In another exemplary embodiment, since there are more candidate images in the candidate image list generated according to the first voice instruction, more combination modes are generated when all candidate images in the candidate image list are modified according to the image information obtained by modifying the voice instruction matching, so that the magnitude of the generated candidate images may increase exponentially with the increase of the modification instruction, resulting in an excessive calculation amount. Therefore, after the candidate image list is generated according to the voice instruction, the user can be prompted to determine a candidate image from the generated candidate image list, and then when a modification voice instruction input by the user is received, the determined candidate image can be modified to generate the modified candidate image list, so that the number of candidate images in the candidate image list can be effectively reduced, the calculation efficiency is improved, and the user can be facilitated to quickly determine the expected target image. Referring to fig. 7, specifically, the modifying of the candidate image may be implemented by the steps in fig. 8, and may include:

step S810, acquiring an input voice modification instruction, and determining modification key characteristic information in the voice modification instruction;

step S820, responding to the selection operation of the displayed candidate image list, and determining a selected candidate image;

step S830, modifying the selected candidate image according to the modification key feature information, and generating a modified candidate image list.

Wherein, the modifying voice instruction is a voice instruction for modifying and adjusting the candidate image selected from the candidate image list by the selecting operation, for example, for the first input voice instruction, "i want to draw a chair in the shape of avocado", generating the candidate image list corresponding to the voice instruction, then prompting the user to select a candidate image from the candidate image list as the most desirable image, and further prompting the user to modify the selected image by modifying the voice instruction, assuming that the modifying voice instruction is "adding a table in the shape of avocado beside the chair in the shape of avocado", the corresponding modifying key feature information may be "beside", "adding", "avocado shape", and "table", so that new image information can be obtained by matching the modifying key feature information in the text image database, and adding new image information into the selected candidate images and carrying out image fusion (such as relative positioning, object stacking, attribute control and the like) to obtain different types of candidate images with the 'avocado-shaped table' added beside the 'avocado-shaped chair', and forming a modified candidate image list.

Fig. 9 schematically illustrates another application diagram for modifying candidate images in an exemplary embodiment of the disclosure.

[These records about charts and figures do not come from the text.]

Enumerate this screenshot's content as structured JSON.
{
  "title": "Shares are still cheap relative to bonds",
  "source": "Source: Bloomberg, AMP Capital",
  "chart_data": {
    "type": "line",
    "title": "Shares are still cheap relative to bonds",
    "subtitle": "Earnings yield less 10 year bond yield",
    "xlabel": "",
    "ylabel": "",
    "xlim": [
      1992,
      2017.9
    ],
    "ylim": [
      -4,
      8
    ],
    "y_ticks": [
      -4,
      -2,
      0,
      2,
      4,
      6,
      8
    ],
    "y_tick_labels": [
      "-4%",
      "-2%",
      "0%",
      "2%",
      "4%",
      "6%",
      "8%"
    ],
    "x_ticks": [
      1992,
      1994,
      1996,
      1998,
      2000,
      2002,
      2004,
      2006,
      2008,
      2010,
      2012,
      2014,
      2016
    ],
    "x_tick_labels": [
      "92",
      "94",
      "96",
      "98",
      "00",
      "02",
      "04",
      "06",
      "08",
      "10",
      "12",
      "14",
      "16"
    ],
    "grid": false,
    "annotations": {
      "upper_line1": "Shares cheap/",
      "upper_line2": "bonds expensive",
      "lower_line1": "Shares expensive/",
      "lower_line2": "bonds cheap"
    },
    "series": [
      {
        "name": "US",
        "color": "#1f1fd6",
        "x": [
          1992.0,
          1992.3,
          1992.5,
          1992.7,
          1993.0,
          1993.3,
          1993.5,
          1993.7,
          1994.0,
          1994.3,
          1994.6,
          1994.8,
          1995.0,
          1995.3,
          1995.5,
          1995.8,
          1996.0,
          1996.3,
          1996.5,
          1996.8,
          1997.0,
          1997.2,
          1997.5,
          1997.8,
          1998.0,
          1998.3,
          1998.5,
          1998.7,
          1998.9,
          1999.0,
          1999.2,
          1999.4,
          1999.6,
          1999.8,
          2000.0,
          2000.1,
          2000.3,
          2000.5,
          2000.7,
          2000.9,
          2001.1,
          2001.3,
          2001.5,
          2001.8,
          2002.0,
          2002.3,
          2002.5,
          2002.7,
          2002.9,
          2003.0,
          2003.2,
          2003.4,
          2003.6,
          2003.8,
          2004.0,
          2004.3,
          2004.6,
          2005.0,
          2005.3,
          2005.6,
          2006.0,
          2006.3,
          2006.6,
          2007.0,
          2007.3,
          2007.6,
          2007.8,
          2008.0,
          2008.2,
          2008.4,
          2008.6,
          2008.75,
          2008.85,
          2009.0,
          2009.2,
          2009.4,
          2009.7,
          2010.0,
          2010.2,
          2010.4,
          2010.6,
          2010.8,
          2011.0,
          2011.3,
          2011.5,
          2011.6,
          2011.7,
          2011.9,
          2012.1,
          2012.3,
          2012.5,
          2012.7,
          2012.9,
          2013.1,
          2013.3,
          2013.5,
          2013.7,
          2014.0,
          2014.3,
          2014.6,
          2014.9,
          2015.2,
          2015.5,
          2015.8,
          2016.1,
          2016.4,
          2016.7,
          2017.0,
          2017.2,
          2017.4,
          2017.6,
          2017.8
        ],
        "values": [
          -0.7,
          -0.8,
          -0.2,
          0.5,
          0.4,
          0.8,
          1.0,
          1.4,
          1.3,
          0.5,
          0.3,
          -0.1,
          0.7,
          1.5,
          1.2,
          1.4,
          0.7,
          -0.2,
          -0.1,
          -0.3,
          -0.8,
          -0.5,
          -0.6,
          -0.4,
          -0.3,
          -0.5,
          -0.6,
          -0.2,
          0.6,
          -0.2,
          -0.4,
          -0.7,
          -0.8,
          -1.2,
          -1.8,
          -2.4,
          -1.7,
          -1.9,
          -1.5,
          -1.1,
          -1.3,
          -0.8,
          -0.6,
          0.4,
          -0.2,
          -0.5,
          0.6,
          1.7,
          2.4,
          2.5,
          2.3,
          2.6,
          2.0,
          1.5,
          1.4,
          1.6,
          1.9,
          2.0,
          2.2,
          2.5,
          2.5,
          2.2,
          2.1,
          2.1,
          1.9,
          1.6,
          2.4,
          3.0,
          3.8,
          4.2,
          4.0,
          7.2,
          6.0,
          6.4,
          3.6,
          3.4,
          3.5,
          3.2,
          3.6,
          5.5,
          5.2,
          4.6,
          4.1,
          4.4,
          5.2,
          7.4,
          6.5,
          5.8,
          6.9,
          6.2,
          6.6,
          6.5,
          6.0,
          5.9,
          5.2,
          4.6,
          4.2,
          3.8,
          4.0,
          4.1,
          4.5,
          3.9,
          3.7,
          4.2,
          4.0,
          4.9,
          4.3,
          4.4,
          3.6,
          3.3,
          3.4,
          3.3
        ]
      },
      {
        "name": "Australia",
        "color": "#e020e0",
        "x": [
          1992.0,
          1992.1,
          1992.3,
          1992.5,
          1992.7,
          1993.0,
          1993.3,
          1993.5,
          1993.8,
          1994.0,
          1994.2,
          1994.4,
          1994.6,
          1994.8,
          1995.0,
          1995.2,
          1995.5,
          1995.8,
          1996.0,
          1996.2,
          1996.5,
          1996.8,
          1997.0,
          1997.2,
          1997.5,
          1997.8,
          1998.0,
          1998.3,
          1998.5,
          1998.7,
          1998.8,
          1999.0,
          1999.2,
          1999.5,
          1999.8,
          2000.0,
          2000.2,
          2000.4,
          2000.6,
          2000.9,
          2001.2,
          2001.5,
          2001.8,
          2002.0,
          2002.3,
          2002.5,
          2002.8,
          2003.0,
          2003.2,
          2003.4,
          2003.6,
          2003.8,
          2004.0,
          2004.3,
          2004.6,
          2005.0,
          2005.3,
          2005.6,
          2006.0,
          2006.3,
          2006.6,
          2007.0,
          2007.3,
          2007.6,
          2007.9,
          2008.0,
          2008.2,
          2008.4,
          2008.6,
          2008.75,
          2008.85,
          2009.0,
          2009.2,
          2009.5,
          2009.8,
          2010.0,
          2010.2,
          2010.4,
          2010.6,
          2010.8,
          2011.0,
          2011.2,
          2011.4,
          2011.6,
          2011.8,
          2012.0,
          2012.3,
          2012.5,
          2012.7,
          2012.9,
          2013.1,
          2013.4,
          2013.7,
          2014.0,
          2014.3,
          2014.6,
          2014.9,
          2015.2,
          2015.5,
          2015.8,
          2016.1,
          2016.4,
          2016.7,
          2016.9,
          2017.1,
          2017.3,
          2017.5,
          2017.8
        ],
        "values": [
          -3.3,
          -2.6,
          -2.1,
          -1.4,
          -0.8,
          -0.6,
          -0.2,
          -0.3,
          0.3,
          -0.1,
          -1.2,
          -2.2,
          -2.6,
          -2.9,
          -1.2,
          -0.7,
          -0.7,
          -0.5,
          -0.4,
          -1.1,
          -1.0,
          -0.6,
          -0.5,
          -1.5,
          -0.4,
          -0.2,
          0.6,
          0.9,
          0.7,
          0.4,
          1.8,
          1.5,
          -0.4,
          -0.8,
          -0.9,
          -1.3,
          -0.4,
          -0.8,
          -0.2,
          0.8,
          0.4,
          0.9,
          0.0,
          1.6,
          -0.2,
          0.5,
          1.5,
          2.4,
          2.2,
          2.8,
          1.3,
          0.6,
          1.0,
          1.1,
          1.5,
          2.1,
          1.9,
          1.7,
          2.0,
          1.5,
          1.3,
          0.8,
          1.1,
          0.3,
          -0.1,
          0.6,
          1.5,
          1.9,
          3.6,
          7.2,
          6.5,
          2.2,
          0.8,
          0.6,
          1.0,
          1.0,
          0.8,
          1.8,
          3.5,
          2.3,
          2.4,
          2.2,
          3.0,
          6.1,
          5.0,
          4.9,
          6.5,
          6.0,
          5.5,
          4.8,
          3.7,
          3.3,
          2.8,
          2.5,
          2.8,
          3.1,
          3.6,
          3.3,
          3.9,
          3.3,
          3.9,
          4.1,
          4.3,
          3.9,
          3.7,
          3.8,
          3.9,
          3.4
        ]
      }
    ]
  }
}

Referring to fig. 9, another way of modifying candidate images is described below by taking as an example that a voice assistant of a mobile terminal implements the image drawing method in the present exemplary embodiment:

step S910, obtaining a voice command of a user through a voice assistant, converting the voice command into text data, extracting key feature information in the text data when detecting that the intention type of the text data is an image drawing intention, further matching a plurality of target image information according to the key feature information, performing image fusion on the plurality of target image information to obtain a candidate image list consisting of a plurality of candidate images (such as candidate image 1, candidate image 2, candidate image 3, candidate image 4 … …), and prompting the user to select one candidate image in the candidate image list;

step S920, selecting a candidate image in various ways, for example, selecting a candidate image such as candidate image 1 by issuing a voice command, and prompting the user to modify the candidate image continuously through the voice command;

step S930, continuously obtaining at least one round of modification voice command issued by the user, such as "add triangle to fish" for the modification voice command, and after detecting a valid modification voice command, extracting modification image information (such as "fish", "up", "add" and "triangle") for modifying the candidate image content in the modification voice command, and fusing the modification image information to the selected candidate image, such as candidate image 1, to obtain a modified candidate image list composed of different types of modified candidate images 1.

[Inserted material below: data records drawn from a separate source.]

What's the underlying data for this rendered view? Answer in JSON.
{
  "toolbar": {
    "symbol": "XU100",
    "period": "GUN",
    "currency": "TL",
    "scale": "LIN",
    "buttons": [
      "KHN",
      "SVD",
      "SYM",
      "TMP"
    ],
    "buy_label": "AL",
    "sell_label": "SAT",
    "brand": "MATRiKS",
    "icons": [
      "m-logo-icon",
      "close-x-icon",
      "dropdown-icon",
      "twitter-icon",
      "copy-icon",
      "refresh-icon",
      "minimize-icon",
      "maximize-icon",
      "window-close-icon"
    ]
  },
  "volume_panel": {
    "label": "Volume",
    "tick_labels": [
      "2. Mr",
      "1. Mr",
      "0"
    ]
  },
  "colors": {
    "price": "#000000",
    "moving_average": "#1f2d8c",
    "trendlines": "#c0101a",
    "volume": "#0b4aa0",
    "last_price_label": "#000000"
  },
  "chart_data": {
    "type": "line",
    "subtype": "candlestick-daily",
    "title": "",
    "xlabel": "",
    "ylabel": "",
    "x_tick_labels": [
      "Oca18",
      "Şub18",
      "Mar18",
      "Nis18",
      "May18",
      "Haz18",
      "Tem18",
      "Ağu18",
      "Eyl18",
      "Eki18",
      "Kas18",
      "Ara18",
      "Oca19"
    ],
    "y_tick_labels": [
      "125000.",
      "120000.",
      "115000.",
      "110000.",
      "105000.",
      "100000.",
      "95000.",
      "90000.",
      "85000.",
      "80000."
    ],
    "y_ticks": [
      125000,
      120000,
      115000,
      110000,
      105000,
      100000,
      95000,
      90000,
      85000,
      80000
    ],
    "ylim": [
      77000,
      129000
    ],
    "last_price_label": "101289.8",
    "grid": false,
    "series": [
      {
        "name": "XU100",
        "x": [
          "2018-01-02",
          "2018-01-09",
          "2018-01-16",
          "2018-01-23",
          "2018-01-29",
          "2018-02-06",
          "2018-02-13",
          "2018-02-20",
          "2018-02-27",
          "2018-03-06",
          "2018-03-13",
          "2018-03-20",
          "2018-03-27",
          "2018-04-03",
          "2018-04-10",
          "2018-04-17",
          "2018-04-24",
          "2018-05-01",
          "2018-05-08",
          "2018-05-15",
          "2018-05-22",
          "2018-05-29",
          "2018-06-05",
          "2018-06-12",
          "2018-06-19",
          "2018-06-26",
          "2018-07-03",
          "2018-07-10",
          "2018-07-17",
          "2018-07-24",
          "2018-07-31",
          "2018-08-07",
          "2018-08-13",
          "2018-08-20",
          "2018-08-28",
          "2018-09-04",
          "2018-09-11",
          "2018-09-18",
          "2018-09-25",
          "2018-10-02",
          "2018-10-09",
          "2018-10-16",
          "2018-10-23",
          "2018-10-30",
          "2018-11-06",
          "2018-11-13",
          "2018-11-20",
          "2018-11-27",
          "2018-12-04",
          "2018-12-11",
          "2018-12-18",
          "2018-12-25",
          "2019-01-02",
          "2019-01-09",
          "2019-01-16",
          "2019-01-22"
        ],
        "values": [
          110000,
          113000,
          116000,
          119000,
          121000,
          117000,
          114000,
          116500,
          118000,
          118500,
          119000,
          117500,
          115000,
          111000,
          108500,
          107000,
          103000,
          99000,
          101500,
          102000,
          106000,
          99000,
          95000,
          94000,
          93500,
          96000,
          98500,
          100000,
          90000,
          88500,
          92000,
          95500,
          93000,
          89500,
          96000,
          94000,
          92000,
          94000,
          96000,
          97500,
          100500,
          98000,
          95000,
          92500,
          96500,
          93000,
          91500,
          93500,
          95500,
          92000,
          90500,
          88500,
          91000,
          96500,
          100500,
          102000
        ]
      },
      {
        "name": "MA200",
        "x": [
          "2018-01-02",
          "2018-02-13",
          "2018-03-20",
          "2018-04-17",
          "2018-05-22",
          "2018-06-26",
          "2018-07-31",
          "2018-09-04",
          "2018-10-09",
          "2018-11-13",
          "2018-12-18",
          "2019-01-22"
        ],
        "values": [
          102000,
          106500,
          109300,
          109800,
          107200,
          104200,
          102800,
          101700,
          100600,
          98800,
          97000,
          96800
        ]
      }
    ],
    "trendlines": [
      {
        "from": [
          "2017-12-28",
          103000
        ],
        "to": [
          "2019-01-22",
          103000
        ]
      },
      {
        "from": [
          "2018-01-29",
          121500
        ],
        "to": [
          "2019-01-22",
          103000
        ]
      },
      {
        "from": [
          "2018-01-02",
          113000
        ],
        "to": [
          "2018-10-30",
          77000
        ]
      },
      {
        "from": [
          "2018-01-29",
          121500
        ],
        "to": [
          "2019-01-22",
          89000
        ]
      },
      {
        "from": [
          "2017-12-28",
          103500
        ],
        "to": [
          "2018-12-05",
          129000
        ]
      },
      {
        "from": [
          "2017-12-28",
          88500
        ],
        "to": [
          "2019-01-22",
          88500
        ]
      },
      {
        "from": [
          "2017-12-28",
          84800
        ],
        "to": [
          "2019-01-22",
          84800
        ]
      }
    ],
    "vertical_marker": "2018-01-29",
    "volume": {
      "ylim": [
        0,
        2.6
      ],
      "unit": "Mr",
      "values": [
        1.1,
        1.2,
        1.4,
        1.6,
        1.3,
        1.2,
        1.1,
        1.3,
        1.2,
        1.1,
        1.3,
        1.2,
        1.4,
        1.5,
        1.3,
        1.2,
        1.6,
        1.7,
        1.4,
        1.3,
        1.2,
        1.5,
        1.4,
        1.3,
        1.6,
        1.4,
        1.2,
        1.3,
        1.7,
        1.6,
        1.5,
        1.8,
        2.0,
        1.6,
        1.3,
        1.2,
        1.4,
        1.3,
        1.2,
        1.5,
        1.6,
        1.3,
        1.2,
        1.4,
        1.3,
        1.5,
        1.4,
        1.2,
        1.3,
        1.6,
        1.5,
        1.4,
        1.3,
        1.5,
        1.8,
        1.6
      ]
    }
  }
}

In an exemplary embodiment, after the first voice instruction, the multiple voice modification instructions and the final user determination, a main part of an image that the user desires to draw may be obtained, at this time, a suitable scene (i.e., a background part) may be added to the image, a more complete target image is obtained, and specifically, a background image list associated with the target image may be provided; and fusing the target background image selected from the background image list with the target image to obtain the target image with the scene.

For example, if the voice instruction for setting the image scene input by the user is "add one fish tank", a plurality of background images including the "fish tank" may be matched from the text image database according to the key feature information, and a background image list may be constructed. Of course, by identifying the image element in the image finally determined by the user, the text image pair database may be matched with a predefined background image associated with the image element, for example, for the image element in the finally determined image being "goldfish", a plurality of background images such as "fish tank", "ocean", "stream" and the like related to the image element "goldfish" may be matched in the text image pair database, and constructed as a background image list to be provided for the user to select.

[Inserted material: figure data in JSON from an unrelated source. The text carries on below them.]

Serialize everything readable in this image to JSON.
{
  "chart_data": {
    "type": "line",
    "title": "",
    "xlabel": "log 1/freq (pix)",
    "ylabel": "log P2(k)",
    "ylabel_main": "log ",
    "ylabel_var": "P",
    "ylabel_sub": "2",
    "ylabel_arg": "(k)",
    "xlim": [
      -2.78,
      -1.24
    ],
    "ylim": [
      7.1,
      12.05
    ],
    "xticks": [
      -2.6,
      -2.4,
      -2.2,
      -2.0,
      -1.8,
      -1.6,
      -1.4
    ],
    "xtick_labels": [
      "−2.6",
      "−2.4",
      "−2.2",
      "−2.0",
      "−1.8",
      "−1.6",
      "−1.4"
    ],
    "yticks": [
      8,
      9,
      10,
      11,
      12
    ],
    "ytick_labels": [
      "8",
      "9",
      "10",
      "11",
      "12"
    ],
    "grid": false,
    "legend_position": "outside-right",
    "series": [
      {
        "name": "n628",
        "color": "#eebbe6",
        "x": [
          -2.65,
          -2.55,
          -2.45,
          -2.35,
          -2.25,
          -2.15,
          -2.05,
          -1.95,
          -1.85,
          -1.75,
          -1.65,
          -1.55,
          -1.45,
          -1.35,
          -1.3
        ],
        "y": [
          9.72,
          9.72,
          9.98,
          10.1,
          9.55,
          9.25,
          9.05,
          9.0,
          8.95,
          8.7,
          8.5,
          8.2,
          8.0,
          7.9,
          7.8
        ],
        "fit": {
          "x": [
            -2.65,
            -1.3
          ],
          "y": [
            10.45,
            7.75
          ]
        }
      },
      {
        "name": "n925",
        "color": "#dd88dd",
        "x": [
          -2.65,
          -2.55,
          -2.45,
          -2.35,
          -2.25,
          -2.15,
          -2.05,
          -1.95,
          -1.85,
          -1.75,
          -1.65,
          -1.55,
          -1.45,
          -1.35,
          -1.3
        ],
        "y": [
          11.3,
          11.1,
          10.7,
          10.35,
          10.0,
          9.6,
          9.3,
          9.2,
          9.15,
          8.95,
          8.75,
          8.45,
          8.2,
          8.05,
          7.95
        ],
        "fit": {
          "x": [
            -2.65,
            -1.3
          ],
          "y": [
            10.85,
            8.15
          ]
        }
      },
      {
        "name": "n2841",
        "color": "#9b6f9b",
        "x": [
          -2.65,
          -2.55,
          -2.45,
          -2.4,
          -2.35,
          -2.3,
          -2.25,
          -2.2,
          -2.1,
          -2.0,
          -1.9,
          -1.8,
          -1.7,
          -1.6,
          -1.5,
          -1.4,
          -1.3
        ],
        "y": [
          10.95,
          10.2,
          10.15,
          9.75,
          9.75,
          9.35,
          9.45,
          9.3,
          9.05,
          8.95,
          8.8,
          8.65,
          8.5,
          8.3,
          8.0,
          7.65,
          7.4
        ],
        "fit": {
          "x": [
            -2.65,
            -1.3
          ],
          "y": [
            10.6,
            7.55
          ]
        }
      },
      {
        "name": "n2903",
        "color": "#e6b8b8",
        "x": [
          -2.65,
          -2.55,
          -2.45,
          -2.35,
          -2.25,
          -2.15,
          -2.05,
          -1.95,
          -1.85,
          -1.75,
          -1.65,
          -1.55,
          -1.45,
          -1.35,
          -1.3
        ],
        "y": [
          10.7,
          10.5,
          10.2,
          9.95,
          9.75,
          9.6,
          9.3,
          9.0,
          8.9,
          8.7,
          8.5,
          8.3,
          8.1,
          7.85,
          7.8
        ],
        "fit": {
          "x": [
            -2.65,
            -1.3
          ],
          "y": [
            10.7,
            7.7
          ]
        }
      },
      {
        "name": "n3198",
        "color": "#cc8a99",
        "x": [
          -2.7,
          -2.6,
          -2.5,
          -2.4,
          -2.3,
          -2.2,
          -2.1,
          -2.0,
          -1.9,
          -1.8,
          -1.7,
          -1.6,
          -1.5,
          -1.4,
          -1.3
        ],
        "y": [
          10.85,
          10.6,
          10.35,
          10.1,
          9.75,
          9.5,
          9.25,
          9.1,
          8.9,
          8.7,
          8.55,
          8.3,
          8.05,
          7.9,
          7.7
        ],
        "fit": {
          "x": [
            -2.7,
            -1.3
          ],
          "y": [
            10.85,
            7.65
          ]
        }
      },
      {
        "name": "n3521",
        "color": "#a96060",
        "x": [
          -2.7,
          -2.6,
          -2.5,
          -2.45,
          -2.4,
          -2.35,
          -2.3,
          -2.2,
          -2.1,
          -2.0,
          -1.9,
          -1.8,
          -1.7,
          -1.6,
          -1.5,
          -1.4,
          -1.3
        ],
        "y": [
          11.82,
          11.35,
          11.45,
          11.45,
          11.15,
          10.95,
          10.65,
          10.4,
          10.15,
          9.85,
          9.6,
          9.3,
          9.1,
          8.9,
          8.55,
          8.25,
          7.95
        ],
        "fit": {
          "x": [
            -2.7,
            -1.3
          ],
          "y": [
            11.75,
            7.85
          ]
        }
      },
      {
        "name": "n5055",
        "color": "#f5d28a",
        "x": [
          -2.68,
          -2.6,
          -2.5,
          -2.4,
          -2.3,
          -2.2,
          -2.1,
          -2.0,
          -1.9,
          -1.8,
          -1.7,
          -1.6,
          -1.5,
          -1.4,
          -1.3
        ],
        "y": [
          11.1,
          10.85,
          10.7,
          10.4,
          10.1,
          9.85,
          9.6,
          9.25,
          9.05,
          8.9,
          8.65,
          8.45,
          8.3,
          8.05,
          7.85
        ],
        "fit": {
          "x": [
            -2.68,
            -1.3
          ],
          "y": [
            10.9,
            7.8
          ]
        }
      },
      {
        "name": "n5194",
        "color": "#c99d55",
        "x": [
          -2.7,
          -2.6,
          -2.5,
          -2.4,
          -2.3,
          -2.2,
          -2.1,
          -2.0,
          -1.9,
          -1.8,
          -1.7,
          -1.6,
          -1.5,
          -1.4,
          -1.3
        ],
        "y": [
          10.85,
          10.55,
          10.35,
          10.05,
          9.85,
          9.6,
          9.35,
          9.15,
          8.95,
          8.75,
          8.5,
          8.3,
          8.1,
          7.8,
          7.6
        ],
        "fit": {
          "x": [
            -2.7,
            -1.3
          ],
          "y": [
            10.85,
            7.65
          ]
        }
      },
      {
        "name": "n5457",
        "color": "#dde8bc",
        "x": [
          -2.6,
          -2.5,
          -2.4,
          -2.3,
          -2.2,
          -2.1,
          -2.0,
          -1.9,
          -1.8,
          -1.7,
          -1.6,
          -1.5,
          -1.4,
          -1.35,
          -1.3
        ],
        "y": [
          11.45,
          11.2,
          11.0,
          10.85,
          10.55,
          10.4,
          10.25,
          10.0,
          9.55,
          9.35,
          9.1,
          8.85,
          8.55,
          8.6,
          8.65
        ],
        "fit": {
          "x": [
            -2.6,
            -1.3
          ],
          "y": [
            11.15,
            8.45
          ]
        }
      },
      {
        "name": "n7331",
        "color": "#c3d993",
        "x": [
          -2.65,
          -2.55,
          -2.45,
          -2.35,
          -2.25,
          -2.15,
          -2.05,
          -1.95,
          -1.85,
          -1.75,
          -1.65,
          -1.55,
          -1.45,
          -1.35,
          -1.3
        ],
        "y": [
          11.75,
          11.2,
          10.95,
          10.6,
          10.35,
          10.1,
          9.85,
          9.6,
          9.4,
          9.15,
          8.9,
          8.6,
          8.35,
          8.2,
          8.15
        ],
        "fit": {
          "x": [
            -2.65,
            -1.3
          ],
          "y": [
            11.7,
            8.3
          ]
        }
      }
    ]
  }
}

The fusion of the target background image and the target image refers to a process of fusing a main body part in the target image to the target background image, specifically, edge detection can be performed on the target image through an edge detection algorithm, a main body part image is separated from the target image, and the main body part image is fused to the target background image to obtain the target image with a scene. For example, if the finally determined target image includes a main body part of "goldfish," and the background image selected by the user from the background image list is "fish bowl," the edge of the target image is detected, the main body part image corresponding to the "goldfish" is extracted, and the main body part images are fused with the background image to obtain the target image of the "goldfish swimming in the fish bowl.

In an exemplary embodiment, in order to improve the interest of a drawn target image, an interactive special effect animation may be added to the target image, so as to realize interaction between a user and the drawn target image, and specifically, the interactive special effect animation corresponding to the target image may be matched from a preset special effect database, and the interactive special effect animation may be associated with the target image, so as to display the interactive special effect animation when an interactive action triggering the target image is detected. For example, if the finally obtained target image is "goldfish in a fish tank", the "bubble spitting" special effect animation may be matched in a preset special effect database, and the "bubble spitting" special effect animation is relatively positioned with the target image to position the "bubble spitting" special effect animation to the head position of the "goldfish" in the target image, and when a user triggers a voice instruction such as "spit bubbles" or clicks the target image, it may be determined that an interactive action triggering the target image is detected, at this time, the interactive special effect animation may be displayed, and the interactive special effect animation may be continuously displayed after being triggered, or may disappear after being displayed for a certain time, which is not particularly limited in this example.

Fig. 10 schematically illustrates a flowchart for implementing target image rendering in an exemplary embodiment of the present disclosure.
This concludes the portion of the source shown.